I wish she was a dyke. We're starting to see few, but they're mostly young. In that age category we've got Lily Tomlin, and, um, well, Lily Tomlin, who recently played what she is in the acclaimed movie, "Grandma," an older lesbian apparently based on downtown New York dyke poet Eileen Myles who suddenly finds herself there in the mainstream at age 65.

Myles has also inspired a character on the web series Transparent, which is kind of weird, as if this extraordinary writer can only get her props if she serves as her own doppelganger. She and her double both participated in a firestorm via "Transparent," in an episode featuring a women's music festival based on the MichFest which ended this year, largely because it was attacked as transphobic.

Some lesbians hated the "Idlewild" episode outright as a pure display of "contempt for dyke culture." Others declared that it got some things right, but there were elements of caricature, and a completely unnecessary Nazi reference. There weren't many lesbians (that I saw) that embraced it entirely.

I haven't seen it, or even been to MichFest, so I can't judge. But after spending the last couple of years watching dykes respond to everything from the TV show "The L Word" to the new Todd Haynes movie, "Carol" which I haven't seen either, I've started to think more deeply about what it's like for us dykes to begin to see ourselves represented. Both by outsiders, but also by others in our community.

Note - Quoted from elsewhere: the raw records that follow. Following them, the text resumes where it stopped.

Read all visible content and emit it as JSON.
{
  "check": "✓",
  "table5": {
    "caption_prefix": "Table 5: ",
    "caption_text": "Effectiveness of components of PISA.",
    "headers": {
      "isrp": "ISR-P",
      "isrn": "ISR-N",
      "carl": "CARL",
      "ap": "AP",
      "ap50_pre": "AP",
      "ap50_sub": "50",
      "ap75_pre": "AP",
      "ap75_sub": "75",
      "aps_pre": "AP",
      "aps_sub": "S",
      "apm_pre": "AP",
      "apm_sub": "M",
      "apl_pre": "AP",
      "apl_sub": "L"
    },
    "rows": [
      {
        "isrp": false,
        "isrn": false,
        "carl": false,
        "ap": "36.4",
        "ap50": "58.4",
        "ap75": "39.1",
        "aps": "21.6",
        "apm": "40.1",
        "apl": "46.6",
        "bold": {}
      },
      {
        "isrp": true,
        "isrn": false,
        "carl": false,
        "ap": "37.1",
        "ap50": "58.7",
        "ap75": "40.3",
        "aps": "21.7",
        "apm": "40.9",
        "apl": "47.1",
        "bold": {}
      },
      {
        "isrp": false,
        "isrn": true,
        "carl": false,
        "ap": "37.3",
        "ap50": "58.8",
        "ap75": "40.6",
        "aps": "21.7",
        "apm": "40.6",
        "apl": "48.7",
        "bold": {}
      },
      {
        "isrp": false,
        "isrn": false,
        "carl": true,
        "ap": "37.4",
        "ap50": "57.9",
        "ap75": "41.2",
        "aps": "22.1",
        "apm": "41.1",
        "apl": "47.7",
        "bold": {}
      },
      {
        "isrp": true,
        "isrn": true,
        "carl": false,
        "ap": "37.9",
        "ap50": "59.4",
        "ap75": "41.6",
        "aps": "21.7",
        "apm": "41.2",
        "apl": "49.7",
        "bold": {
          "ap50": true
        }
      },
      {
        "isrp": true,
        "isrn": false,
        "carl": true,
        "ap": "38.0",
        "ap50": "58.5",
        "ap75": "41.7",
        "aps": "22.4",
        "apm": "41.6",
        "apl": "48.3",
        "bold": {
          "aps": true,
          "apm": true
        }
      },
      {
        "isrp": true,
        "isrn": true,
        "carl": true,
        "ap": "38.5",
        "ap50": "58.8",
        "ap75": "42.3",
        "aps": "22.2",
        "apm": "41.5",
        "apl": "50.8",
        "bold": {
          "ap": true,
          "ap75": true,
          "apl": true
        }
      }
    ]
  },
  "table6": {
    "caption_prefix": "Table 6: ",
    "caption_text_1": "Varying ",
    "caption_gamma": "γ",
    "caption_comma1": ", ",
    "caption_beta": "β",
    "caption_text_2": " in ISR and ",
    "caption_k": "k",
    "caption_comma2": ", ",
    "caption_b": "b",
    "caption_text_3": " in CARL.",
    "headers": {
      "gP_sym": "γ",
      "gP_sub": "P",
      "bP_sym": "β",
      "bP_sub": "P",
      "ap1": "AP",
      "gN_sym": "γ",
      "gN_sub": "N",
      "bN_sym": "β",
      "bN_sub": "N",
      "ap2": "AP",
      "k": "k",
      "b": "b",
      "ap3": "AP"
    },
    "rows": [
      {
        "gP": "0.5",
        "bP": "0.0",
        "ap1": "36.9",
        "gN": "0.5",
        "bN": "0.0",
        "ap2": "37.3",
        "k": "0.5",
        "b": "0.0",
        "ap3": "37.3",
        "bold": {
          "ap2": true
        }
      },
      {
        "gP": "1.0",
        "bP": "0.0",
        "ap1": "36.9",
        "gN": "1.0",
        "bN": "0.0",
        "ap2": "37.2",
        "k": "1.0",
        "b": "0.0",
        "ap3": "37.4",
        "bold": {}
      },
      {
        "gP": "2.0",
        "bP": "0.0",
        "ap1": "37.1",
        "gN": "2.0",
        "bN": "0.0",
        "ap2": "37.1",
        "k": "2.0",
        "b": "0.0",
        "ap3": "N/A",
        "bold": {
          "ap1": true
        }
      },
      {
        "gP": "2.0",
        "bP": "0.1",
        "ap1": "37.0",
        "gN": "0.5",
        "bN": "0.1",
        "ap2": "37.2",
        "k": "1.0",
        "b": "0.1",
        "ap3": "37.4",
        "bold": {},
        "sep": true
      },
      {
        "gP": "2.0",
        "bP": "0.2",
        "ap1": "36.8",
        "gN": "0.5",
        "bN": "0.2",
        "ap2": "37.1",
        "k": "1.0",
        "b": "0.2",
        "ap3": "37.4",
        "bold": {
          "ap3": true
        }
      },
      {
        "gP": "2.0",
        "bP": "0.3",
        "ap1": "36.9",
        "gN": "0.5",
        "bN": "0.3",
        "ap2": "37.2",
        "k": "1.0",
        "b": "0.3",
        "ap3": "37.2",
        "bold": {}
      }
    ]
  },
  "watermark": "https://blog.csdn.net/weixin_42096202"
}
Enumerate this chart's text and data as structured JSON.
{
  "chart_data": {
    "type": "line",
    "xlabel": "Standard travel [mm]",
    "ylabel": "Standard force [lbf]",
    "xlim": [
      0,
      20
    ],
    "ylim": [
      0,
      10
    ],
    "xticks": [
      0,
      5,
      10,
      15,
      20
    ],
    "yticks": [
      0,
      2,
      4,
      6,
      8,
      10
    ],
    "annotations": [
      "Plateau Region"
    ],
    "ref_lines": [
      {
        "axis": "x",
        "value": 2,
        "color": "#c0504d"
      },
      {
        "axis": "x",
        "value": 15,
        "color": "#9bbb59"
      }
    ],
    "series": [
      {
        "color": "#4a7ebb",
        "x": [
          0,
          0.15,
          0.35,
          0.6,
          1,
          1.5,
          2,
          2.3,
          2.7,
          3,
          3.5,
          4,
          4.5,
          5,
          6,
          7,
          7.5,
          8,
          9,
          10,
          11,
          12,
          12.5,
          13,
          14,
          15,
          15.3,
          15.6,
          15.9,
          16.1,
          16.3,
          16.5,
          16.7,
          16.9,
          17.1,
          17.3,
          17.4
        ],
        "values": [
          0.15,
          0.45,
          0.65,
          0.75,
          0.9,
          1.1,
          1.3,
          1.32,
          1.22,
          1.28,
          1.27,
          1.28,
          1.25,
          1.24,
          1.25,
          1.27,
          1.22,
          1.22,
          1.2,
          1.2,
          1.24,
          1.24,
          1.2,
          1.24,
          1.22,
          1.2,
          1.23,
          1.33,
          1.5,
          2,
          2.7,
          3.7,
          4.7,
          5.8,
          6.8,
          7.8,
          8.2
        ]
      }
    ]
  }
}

Like a lot of us, I've spent a lifetime working for, or at least longing for lesbian visibility. Not just in the streets or in politics, but on big and small screens, in books and paintings, anywhere that might allow us to claim a little space in our own cultures.

Now that we're finally starting to appear, I'm anxious, squeamish, even. Either because the representations have nothing at all to do with me, or because they come pretty close but get important things wrong, or maybe because they get too many things right and I want to protect my peeps from prying eyes, and tidy things up for general consumption.

One of the problems is that there's almost no context to understand lesbian culture, or style, or even bodies. For most of American history, lesbians have barely appeared even as stereotypes. When we finally turned up it was in pulp novels and movies as (white) serial-killing bombshells with equally porny bombshell girlfriends, or as librarians too miserably dowdy to get men, or women either.

Our invisibility is a legacy not just of homophobia and misogyny, but actual laws that made our existence illegal. Until relatively recently, no one was allowed to write knowingly -- or approvingly -- about queers. Born into heterosexual families, we grew up without an oral tradition, only later discovering who we were, or what legacies we had to draw on.

Even grown-up, we dykes could barely see ourselves, because we faced the additional obstacle of being female. Until recently, unescorted women had little access to public spaces. Even now, we run risks that men don't. Gay men at least could find each other in cruising spots, public toilets and eventually bathhouses.

When I gradually came out in the late Eighties and early Nineties, I still only had fragments of a history. Poems by Audre Lorde or Adrienne Rich. A few lines from Sappho. Experimental texts by Gertrude Stein, and a postcard photo of her with Alice that I carried around for years and taped up next to my mattress. Gradually I learned about things like potlucks and women's music festivals. Women's colleges. Sports clubs. Bars!

And of course I found lesbian activists who had carved out niches in the many social justice movements that excluded them until they started busting out for themselves in street activism, but also whole utopian movements reconsidering economy, language, culture, absolutely everything that shapes a society. But these were dismissed as hilarious failures because "lesbian" was attached to the word separatist.

For a while, I wanted to reclaim all this in a kind of natural history museum that might feature rotting Birkenstocks and flannel, because even stereotypes seemed better than nothing at all. But now, what I'd really like to see is a huge film project that takes on the history of lesbians, in the widest interpretation of that word, with the sweeping ambition of Roots. It's not like we lack resources. The Lesbian Herstory Archives in Brooklyn is right there waiting for you.